«Questo spiega tutto», ha scritto Patrick Lefevere su Twitter. Si riferisce, con tutta evidenza, alla cronometro un po’ sottotono di Evenepoel. Certo, Remco l’ha vinta e si è ripreso la maglia rosa, ma – tolta una partenza stellare – non si è vista quella superiorità schiacciante che in tanti si attendevano. Nove centesimi di secondo su Geraint Thomas, dopo che sabato Remco aveva già perso tempo contro lo stesso Thomas, Roglic e Geoghegan Hart. «Gli auguriamo una buona guarigione – ha continuato Lefevere – Spero che tutti rispettino questo e la privacy. Tornerà più forte. Grazie, Remco Evenepoel».
In teoria, il campione del mondo poteva continuare il Giro: un test positivo non significa necessariamente che un corridore non sia più autorizzato a correre. Il Giro ha eliminato il suo protocollo covid per quest’anno e l’UCI non applica più un divieto al riguardo. Spetta allo staff medico delle squadre testare e decidere. Ad esempio, Juan Ayuso, della UAE Team Emirates, è arrivato terzo alla Vuelta lo scorso anno nonostante un’infezione da coronavirus. All’epoca presentava valori di contaminazione moderati.

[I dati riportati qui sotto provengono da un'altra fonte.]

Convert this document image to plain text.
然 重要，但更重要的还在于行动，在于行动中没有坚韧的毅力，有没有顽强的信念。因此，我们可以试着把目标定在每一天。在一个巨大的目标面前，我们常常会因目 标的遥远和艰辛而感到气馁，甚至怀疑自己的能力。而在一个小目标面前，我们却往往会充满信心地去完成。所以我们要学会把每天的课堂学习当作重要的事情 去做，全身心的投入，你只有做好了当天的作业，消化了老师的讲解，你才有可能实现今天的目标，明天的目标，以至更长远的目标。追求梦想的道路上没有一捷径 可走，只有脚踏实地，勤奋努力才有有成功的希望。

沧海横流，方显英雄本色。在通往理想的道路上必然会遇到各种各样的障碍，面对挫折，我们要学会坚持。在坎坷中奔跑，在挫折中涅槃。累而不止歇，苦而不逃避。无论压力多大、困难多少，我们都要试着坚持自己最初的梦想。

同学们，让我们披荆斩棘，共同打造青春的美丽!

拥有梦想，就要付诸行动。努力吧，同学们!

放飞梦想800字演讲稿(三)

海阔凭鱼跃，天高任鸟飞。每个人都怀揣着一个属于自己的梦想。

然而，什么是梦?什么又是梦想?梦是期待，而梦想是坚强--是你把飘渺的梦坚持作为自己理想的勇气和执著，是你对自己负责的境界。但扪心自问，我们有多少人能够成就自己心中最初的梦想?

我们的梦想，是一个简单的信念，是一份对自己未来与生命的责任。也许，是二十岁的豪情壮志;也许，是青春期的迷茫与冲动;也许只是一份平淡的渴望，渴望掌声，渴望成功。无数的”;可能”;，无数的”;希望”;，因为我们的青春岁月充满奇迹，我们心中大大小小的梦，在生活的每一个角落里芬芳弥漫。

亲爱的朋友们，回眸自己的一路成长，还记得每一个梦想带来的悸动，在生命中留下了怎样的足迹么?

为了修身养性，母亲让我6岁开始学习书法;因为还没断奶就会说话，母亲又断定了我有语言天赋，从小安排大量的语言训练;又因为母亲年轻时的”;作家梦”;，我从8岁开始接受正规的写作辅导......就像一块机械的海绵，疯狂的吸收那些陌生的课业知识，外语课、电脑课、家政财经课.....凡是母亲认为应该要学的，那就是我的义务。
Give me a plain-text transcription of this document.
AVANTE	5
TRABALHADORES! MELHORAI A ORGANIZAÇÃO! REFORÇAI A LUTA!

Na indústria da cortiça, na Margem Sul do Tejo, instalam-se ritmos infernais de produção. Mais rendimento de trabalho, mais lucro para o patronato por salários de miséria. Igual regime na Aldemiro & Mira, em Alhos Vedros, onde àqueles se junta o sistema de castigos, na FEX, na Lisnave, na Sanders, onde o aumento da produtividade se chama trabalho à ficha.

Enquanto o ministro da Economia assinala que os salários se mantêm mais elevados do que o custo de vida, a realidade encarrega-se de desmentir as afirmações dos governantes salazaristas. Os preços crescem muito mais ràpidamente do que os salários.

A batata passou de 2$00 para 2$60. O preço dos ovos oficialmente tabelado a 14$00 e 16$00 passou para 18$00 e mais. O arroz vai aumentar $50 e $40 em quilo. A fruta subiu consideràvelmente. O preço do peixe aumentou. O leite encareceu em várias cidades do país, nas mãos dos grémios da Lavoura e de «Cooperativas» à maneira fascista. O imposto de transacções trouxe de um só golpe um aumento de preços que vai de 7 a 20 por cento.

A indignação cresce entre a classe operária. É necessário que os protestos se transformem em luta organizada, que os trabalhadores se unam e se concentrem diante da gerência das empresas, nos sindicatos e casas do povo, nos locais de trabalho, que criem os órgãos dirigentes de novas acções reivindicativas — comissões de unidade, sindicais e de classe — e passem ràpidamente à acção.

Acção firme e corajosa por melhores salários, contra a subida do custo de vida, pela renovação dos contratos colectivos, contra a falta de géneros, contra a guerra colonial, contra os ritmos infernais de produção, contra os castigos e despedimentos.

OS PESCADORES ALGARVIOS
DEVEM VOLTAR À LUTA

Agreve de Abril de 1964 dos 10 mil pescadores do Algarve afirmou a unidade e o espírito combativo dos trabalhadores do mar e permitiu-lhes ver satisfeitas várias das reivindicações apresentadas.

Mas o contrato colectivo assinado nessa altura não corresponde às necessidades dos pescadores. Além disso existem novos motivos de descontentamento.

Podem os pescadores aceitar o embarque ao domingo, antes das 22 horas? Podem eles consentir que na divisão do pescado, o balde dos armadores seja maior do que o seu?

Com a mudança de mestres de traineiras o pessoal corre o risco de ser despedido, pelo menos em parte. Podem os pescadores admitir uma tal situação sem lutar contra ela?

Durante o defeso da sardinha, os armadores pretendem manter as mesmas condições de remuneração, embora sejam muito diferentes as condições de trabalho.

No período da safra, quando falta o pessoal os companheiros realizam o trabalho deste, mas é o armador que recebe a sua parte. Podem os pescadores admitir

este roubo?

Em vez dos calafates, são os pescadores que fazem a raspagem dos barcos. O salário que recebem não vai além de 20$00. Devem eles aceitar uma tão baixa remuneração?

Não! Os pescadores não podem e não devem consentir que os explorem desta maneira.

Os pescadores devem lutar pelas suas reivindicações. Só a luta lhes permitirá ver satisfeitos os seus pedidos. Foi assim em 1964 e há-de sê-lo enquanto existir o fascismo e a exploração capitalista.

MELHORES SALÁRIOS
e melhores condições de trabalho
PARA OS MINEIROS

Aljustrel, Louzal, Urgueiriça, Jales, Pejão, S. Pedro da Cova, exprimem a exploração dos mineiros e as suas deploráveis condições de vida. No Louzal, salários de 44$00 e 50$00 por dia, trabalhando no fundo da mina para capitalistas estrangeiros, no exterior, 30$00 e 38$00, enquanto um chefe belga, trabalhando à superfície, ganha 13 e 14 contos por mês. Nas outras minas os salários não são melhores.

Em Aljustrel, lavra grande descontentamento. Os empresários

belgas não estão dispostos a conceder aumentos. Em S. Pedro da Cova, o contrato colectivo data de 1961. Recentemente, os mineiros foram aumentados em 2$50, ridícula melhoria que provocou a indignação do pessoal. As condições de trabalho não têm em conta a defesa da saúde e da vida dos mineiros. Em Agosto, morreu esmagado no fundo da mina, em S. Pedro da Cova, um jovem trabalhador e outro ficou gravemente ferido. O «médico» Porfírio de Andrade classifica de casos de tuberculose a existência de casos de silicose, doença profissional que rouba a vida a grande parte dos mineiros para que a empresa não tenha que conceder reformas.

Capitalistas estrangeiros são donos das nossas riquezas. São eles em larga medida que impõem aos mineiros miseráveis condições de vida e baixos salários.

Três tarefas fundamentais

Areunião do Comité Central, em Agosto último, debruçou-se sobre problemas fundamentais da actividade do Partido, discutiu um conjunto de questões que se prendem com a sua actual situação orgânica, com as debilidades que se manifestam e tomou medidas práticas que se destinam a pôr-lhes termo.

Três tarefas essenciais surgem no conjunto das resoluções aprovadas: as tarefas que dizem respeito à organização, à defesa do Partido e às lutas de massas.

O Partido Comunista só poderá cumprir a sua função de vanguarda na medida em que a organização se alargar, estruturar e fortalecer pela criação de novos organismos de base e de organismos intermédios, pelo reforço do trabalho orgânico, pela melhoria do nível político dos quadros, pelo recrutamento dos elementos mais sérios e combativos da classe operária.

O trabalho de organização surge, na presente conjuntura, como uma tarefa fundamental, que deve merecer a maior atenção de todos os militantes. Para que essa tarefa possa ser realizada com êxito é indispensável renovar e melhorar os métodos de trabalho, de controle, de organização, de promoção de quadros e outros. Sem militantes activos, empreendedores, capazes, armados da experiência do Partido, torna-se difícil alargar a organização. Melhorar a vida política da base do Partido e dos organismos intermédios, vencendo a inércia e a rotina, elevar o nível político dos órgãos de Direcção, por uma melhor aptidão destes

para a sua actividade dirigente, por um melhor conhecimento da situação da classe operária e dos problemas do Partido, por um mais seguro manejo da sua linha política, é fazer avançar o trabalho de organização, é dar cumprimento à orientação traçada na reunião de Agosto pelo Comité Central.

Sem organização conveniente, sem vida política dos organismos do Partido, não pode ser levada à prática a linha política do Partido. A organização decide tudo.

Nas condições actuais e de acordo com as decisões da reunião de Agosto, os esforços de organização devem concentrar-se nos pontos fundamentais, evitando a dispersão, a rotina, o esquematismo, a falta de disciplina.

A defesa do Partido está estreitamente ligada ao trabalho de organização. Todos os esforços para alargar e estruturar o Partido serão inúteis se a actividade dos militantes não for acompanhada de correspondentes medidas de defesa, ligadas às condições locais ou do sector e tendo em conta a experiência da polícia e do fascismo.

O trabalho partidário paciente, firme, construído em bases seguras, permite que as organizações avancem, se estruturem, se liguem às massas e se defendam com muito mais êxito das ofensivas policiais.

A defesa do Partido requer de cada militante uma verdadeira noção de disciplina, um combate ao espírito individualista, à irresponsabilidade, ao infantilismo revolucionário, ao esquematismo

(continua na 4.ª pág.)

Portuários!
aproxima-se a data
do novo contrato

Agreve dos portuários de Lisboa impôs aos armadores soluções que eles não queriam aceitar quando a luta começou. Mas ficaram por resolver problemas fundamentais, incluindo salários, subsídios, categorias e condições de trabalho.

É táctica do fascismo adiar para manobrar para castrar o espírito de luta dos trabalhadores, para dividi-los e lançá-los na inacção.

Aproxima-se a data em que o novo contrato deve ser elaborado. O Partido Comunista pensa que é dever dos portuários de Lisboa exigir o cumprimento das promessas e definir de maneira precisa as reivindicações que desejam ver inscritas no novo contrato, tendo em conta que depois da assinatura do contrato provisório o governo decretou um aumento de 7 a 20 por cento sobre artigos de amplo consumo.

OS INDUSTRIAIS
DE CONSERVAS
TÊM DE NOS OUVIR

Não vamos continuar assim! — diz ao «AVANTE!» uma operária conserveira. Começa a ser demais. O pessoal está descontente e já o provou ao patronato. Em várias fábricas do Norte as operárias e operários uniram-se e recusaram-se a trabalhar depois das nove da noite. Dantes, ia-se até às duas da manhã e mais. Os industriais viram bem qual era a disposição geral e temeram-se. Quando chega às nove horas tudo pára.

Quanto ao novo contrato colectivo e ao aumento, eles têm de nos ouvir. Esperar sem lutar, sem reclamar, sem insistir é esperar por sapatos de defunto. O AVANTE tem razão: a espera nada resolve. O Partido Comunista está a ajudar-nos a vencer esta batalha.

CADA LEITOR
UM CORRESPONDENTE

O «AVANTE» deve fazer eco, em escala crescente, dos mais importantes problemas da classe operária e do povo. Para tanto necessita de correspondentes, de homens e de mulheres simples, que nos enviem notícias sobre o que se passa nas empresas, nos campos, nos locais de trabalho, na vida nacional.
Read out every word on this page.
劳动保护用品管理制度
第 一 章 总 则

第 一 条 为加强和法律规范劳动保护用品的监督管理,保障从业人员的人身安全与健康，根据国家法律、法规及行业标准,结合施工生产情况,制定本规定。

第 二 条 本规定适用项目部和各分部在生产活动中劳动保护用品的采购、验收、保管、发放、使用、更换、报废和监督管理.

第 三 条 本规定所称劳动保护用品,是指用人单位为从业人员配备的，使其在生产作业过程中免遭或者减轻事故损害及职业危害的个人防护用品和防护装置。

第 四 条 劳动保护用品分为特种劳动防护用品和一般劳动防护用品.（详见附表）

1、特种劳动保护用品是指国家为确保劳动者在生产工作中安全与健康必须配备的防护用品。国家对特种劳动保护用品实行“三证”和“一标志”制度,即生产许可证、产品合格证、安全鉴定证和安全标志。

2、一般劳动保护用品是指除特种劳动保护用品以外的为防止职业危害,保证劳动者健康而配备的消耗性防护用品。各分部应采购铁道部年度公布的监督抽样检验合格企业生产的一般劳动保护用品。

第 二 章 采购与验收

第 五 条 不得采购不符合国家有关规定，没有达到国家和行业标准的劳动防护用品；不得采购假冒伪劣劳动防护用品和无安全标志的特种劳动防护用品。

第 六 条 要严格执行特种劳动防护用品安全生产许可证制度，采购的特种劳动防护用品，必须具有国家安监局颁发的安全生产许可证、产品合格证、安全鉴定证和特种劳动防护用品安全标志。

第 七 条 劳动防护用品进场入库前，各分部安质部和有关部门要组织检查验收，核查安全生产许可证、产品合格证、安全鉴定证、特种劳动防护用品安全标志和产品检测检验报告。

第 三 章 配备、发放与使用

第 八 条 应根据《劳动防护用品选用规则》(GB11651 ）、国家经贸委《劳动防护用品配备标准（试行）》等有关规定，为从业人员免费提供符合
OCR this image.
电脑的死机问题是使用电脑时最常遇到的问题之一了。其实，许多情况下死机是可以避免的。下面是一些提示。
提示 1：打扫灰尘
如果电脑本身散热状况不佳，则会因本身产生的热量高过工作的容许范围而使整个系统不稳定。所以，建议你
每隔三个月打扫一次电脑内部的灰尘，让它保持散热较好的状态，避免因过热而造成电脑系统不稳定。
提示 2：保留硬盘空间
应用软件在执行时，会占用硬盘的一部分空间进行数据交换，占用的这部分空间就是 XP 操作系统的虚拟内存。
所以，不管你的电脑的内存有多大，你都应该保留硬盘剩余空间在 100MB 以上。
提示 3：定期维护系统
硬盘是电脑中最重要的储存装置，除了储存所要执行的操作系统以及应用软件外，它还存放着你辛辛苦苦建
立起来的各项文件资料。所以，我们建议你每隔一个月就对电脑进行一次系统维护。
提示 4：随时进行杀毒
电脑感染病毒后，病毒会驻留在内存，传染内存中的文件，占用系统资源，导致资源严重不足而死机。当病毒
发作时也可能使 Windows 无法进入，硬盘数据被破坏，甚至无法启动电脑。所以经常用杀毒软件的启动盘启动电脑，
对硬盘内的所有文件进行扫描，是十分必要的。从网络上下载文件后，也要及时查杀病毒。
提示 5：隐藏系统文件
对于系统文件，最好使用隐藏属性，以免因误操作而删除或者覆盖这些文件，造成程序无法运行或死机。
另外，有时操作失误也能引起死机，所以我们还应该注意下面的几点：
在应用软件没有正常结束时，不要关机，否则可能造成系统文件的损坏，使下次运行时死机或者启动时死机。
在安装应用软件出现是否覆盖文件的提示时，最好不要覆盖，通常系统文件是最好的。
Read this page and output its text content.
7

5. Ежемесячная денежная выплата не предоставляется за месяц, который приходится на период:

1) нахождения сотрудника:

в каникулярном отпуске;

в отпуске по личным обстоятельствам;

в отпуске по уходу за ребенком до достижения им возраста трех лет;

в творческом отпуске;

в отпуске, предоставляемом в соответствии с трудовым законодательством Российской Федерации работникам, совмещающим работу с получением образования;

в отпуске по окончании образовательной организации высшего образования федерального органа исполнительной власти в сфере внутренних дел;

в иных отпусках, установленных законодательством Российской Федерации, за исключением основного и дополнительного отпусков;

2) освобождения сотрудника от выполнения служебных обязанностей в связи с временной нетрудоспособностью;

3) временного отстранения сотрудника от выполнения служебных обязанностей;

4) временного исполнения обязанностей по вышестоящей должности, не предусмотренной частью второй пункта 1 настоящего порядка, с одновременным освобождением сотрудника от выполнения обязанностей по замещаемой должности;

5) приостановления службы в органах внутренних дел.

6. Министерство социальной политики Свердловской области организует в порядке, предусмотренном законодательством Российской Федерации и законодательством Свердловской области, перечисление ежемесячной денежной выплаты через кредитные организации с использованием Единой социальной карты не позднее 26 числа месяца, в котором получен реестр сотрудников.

Il protocollo della Soudal-Quick Step però è molto chiaro: covid significa stop. Il giornalista olandese Raymond Kerckhoffs si è chiesto se i corridori debbano ancora ritirarsi se non hanno sintomi. Patrick Lefevere gli ha risposto con fermezza: «Sì, certo che sì. Non sai mai cosa succede sotto la pelle. Non è un lavoro dalle 9 alle 5. Nessun rischio». Lefevere lo conosciamo per essere molto severo ma mette al primo posto la salute dei suoi corridori.
Anche il virologo Marc Van Ranst concorda: «Evenepoel ha preso la decisione giusta per la sua salute». Così come quella del resto della squadra. «Non puoi rischiare di infettare tutti». Evenepoel ieri si lamentava di non sentirsi bene, stava lottando con raffreddore e mal di gola. In serata ben 2 test hanno dato esito positivo. Correre con i sintomi virali può essere pericoloso.